Il s'assit en silence dans la voiture, et, lorsqu'il fut à quelques centaines de pas de la maison de Sophie: «Non, non, murmura-t-il, cela ne va pas.

—Que voulez-vous dire? demanda Boris.

—Cela ne vous convient pas, répéta-t-il avec une expression de dédain.

—Si vous voulez parler de Sophie Cirilovna, je ne puis être de votre avis. C'est une femme, il est vrai, un peu prétentieuse, mais agréable.

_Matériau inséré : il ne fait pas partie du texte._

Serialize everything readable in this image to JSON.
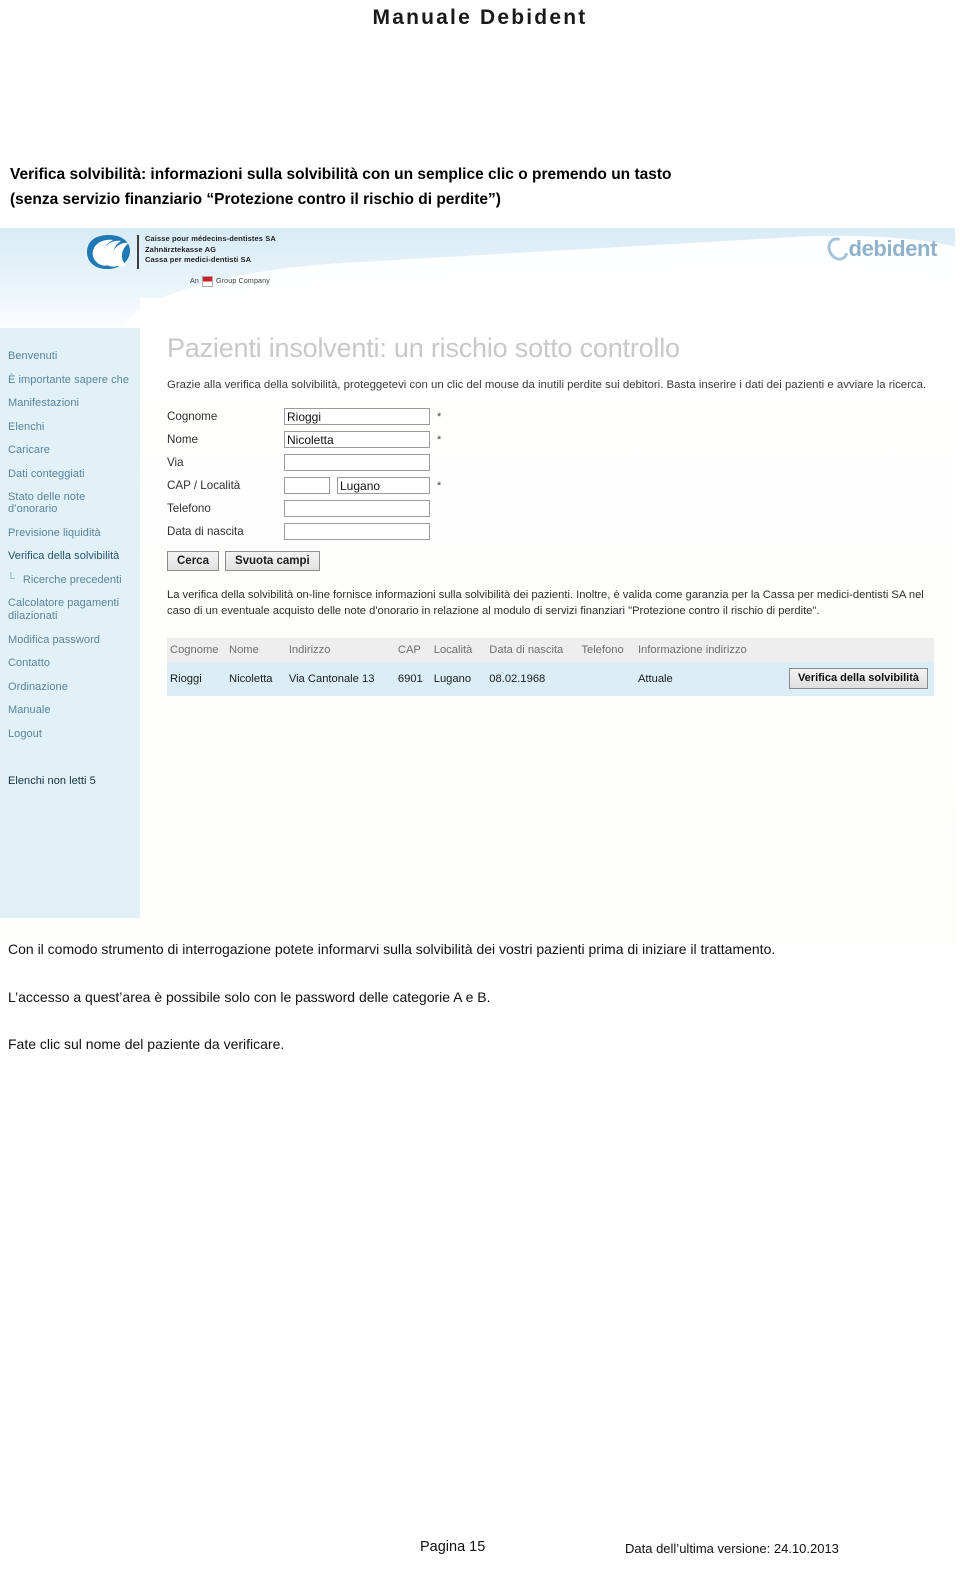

—C'est possible dans un certain sens. Mais songez au but que je m'étais proposé en vous conduisant près d'elle».

Boris ne répondit pas.

«Non, reprit Pierre, cela ne va pas. Il lui plaît de nous déclarer qu'elle est épicurienne. Et moi, s'il me manque deux dents au côté droit, je n'ai pas besoin de le dire: on le voit assez. En outre, je vous le demande, est-ce là une femme de ménage? Je sors de chez elle sans avoir pu satisfaire mon appétit. Ah! qu'elle soit spirituelle, instruite, de bon ton, je le veux bien; mais, avant tout, donnez-moi une bonne ménagère, que diable! Je vous le répète, cela ne vous convient pas. Est-ce que ce domestique, avec son gilet rouge, et ces plats recouverts de cloches en fer-blanc, vous ont étonné?

X

Une seconde visite, où Boris se trouve placé à table entre deux sœurs, ne réussit pas mieux.

L'une est trop sémillante, l'autre trop timide.